Each of those five pitchers had a different story. Chen wasn't hurt, he was just terrible, losing his spot in the Orioles' rotation by the end of May (but he had made just 15 major league starts over the three previous seasons, so it's likely that his 2005 season was the outlier). The Angels' Colon, meanwhile, had a shoulder problem going into the WBC. His shoulder had given out on him in Game 5 of the ALDS against the Yankees the previous October, when he failed to get an out in the second inning. Colon never actually threw a pitch for the Dominican Republic in the WBC, and though his attempts to participate surely were a detriment to his recovery, his problems cannot be blamed on the WBC alone.

That leaves Loaiza (trapezius), Chacin (elbow) and Zambrano (bone chips, flexor tendon and Tommy John surgery) as the established major league starting pitchers who came down with serious injuries following the 2006 WBC. Loaiza still managed to make 26 starts, though that was eight fewer than the year before. If we take Colon and Chen out of our initial group of 19, we find that the remaining 17 pitchers averaged 173 2/3 innings in 2005 and 154 in '06. That's still a 12.5 percent drop, but most of it is due to the three injured pitchers mentioned above. The other 14 lost an average of just 3 2/3 innings each.

Focusing now on that group of 14, we can look for a performance trend using Baseball Prospectus' win-expectancy-based statistic, SNLVAR. SNLVAR is a cumulative statistic for starting pitchers that uses win-expectancy to determine the effects of a starting pitcher's performance upon his team's chances of winning a given game, adjusting for the strength of the opposing lineup and the starter's run support and comparing the end result to replacement level.

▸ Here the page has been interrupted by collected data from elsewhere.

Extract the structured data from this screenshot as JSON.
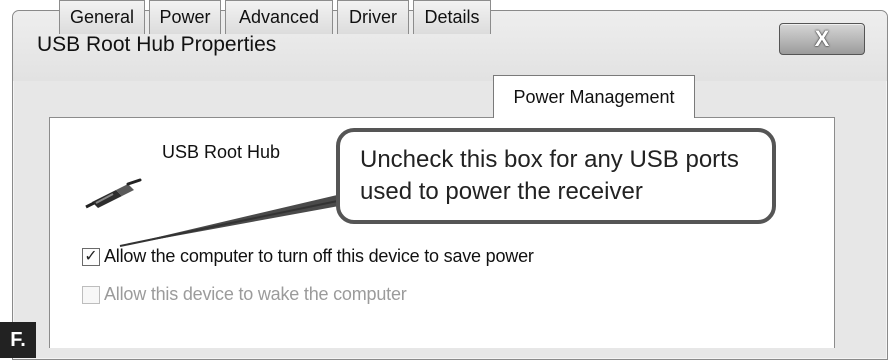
{
  "window": {
    "title": "USB Root Hub Properties",
    "close_label": "X"
  },
  "tabs": [
    {
      "label": "General"
    },
    {
      "label": "Power"
    },
    {
      "label": "Advanced"
    },
    {
      "label": "Driver"
    },
    {
      "label": "Details"
    },
    {
      "label": "Power Management",
      "active": true
    }
  ],
  "device": {
    "name": "USB Root Hub",
    "icon": "usb-plug-icon"
  },
  "callout": {
    "text": "Uncheck this box for any USB ports used to power the receiver"
  },
  "options": [
    {
      "label": "Allow the computer to turn off this device to save power",
      "checked": true,
      "enabled": true
    },
    {
      "label": "Allow this device to wake the computer",
      "checked": false,
      "enabled": false
    }
  ],
  "figure_label": "F."
}
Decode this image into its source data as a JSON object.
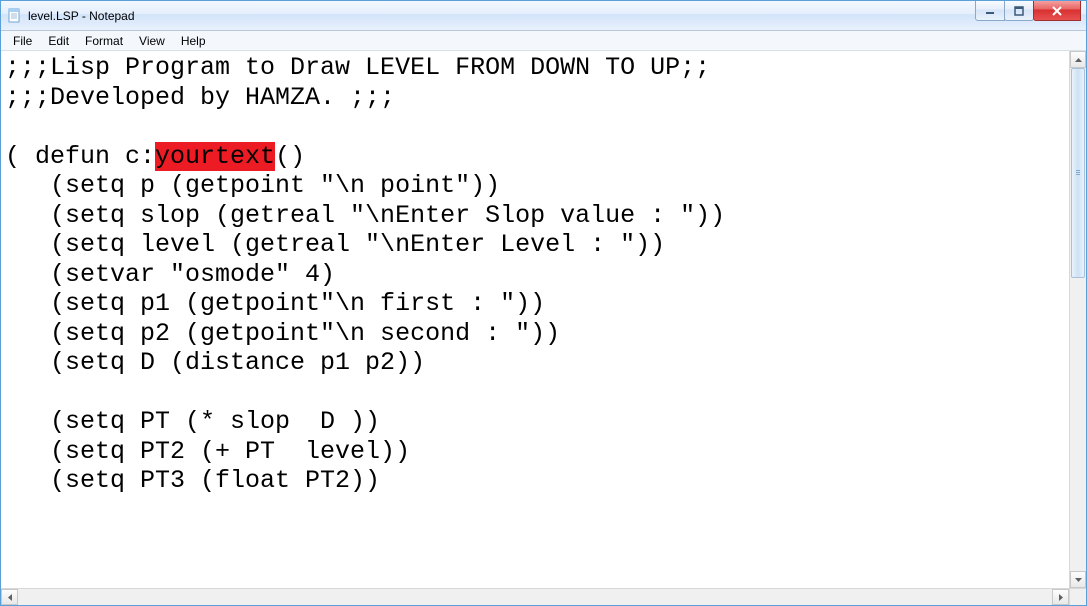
{
  "window": {
    "title": "level.LSP - Notepad"
  },
  "menu": {
    "file": "File",
    "edit": "Edit",
    "format": "Format",
    "view": "View",
    "help": "Help"
  },
  "editor": {
    "line1": ";;;Lisp Program to Draw LEVEL FROM DOWN TO UP;;",
    "line2": ";;;Developed by HAMZA. ;;;",
    "line3": "",
    "line4a": "( defun c:",
    "line4_hl": "yourtext",
    "line4b": "()",
    "line5": "   (setq p (getpoint \"\\n point\"))",
    "line6": "   (setq slop (getreal \"\\nEnter Slop value : \"))",
    "line7": "   (setq level (getreal \"\\nEnter Level : \"))",
    "line8": "   (setvar \"osmode\" 4)",
    "line9": "   (setq p1 (getpoint\"\\n first : \"))",
    "line10": "   (setq p2 (getpoint\"\\n second : \"))",
    "line11": "   (setq D (distance p1 p2))",
    "line12": "",
    "line13": "   (setq PT (* slop  D ))",
    "line14": "   (setq PT2 (+ PT  level))",
    "line15": "   (setq PT3 (float PT2))"
  },
  "icons": {
    "app": "notepad-icon",
    "min": "minimize-icon",
    "max": "maximize-icon",
    "close": "close-icon"
  }
}
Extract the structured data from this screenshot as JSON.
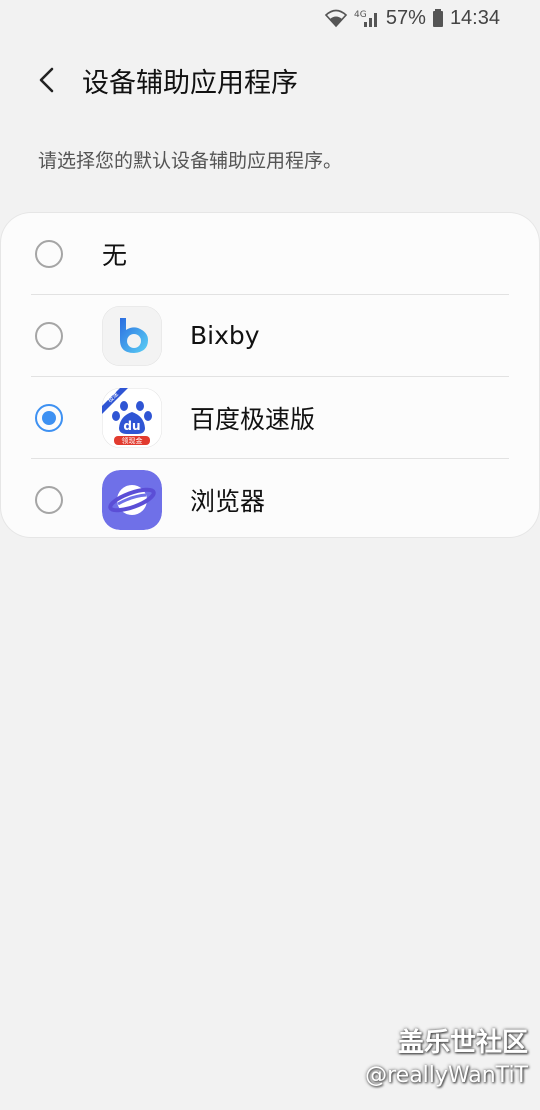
{
  "status_bar": {
    "network": "4G",
    "battery": "57%",
    "time": "14:34"
  },
  "header": {
    "title": "设备辅助应用程序"
  },
  "subtitle": "请选择您的默认设备辅助应用程序。",
  "options": [
    {
      "label": "无",
      "selected": false,
      "icon": null
    },
    {
      "label": "Bixby",
      "selected": false,
      "icon": "bixby-icon"
    },
    {
      "label": "百度极速版",
      "selected": true,
      "icon": "baidu-lite-icon"
    },
    {
      "label": "浏览器",
      "selected": false,
      "icon": "samsung-internet-icon"
    }
  ],
  "baidu_icon_text": {
    "badge": "极速",
    "logo": "du",
    "ribbon": "领现金"
  },
  "watermark": {
    "title": "盖乐世社区",
    "handle": "@reallyWanTiT"
  },
  "colors": {
    "accent": "#3e91f2",
    "background": "#f2f2f2",
    "card": "#fcfcfc"
  }
}
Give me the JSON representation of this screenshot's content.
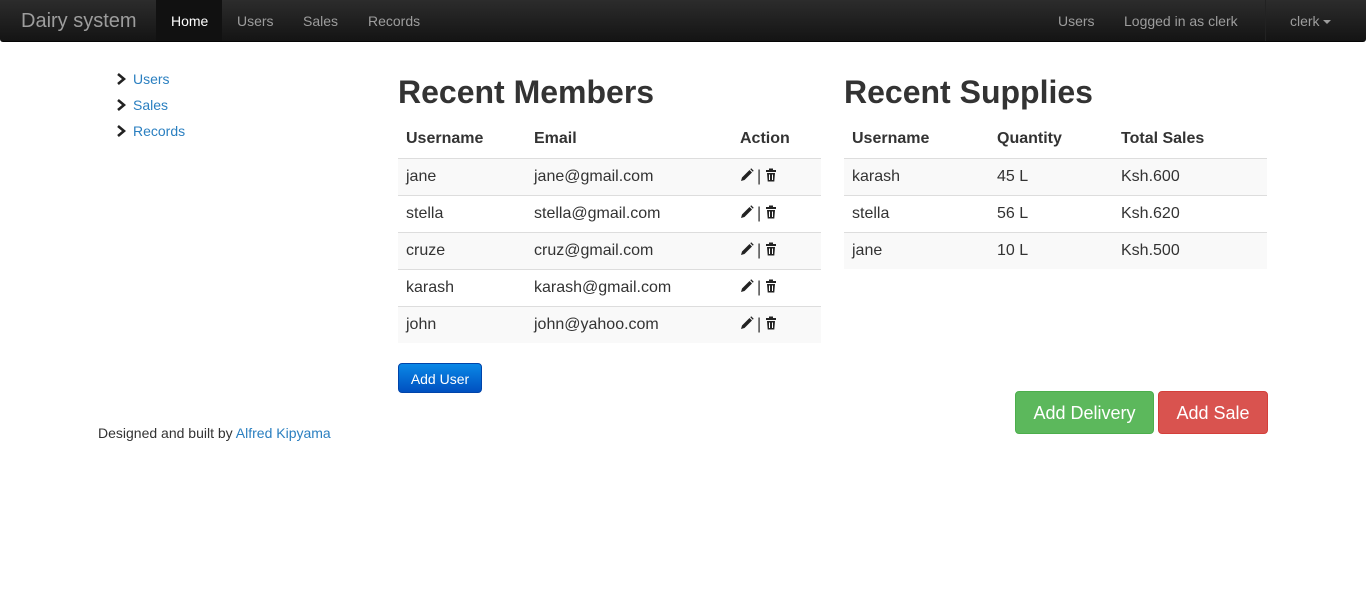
{
  "navbar": {
    "brand": "Dairy system",
    "links": [
      {
        "label": "Home",
        "active": true
      },
      {
        "label": "Users"
      },
      {
        "label": "Sales"
      },
      {
        "label": "Records"
      }
    ],
    "right": {
      "users_label": "Users",
      "logged_in_text": "Logged in as clerk",
      "user_menu_label": "clerk"
    }
  },
  "sidebar": {
    "items": [
      {
        "label": "Users"
      },
      {
        "label": "Sales"
      },
      {
        "label": "Records"
      }
    ]
  },
  "members": {
    "title": "Recent Members",
    "headers": [
      "Username",
      "Email",
      "Action"
    ],
    "action_separator": "|",
    "rows": [
      {
        "username": "jane",
        "email": "jane@gmail.com"
      },
      {
        "username": "stella",
        "email": "stella@gmail.com"
      },
      {
        "username": "cruze",
        "email": "cruz@gmail.com"
      },
      {
        "username": "karash",
        "email": "karash@gmail.com"
      },
      {
        "username": "john",
        "email": "john@yahoo.com"
      }
    ],
    "add_button": "Add User"
  },
  "supplies": {
    "title": "Recent Supplies",
    "headers": [
      "Username",
      "Quantity",
      "Total Sales"
    ],
    "rows": [
      {
        "username": "karash",
        "quantity": "45 L",
        "total": "Ksh.600"
      },
      {
        "username": "stella",
        "quantity": "56 L",
        "total": "Ksh.620"
      },
      {
        "username": "jane",
        "quantity": "10 L",
        "total": "Ksh.500"
      }
    ]
  },
  "actions": {
    "add_delivery": "Add Delivery",
    "add_sale": "Add Sale"
  },
  "footer": {
    "prefix": "Designed and built by",
    "author": "Alfred Kipyama"
  },
  "colors": {
    "link": "#2a7fc0",
    "primary": "#0063d1",
    "success": "#5cb85c",
    "danger": "#d9534f"
  },
  "icons": {
    "sidebar": "chevron-right-icon",
    "edit": "pencil-icon",
    "delete": "trash-icon",
    "user_menu": "caret-down-icon"
  }
}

As a group, our 14 "healthy" starting pitchers were worth 59.1 wins in 2005 according to SNLVAR, but just 52.4 wins in '06. That's an 11 percent decline in effectiveness, and nine of the 14 pitchers -- nearly two-thirds of the group -- saw some decline in SNLVAR, regardless of whether or not they started more or fewer games in '06. The five pitchers who improved were, in order: emerging young arms Jeff Francis and Erik Bedard; Johan Santana, who was then in his late 20s and the best pitcher in baseball; Orioles project Daniel Cabrera; and journeyman Chan Ho Park. Looking closer at their 2005 and '06 seasons, Cabrera's marginal improvement is difficult to detect in his traditional stats, while Park posted a 5.74 ERA in 2005, giving him a lot of room to improve in '06.

Pitching performance is naturally more volatile than hitting performance, causation is hard to prove and the above trends are hardly overwhelming, but the lack of meaningful positive variation among starting pitchers who participated in the inaugural WBC is troubling for teams that are greeting returning starting pitchers from this year's tournament. If we throw Chen and Colon back in the mix, nine of our original group of 19 starters saw significant decline in playing time or performance following the 2006 WBC, and 16 of 19 saw some decline in one of those two areas, with only Santana, Bedard and Francis avoiding such a fate.

This all makes sense: It's often said that spring training is really for starting pitchers; hitters only need a couple of weeks to get ready, as do relievers, but starters need to build up slowly over the course of a month or more, expanding their pitch counts and gradually working in their secondary pitches. The World Baseball Classic interrupts that process.

Consider that Jake Peavy has made just three starts this spring -- one in Padres camp before joining Team USA and just two in the WBC -- while his Padres rotation-mate Cha Seung Baek, who did not pitch for his native Korea, has made six. Peavy has posted an ERA over 3.00 just once in the last five seasons. That came in 2006, when he had a 4.09 mark for the Padres after pitching for the U.S. in the World Baseball Classic.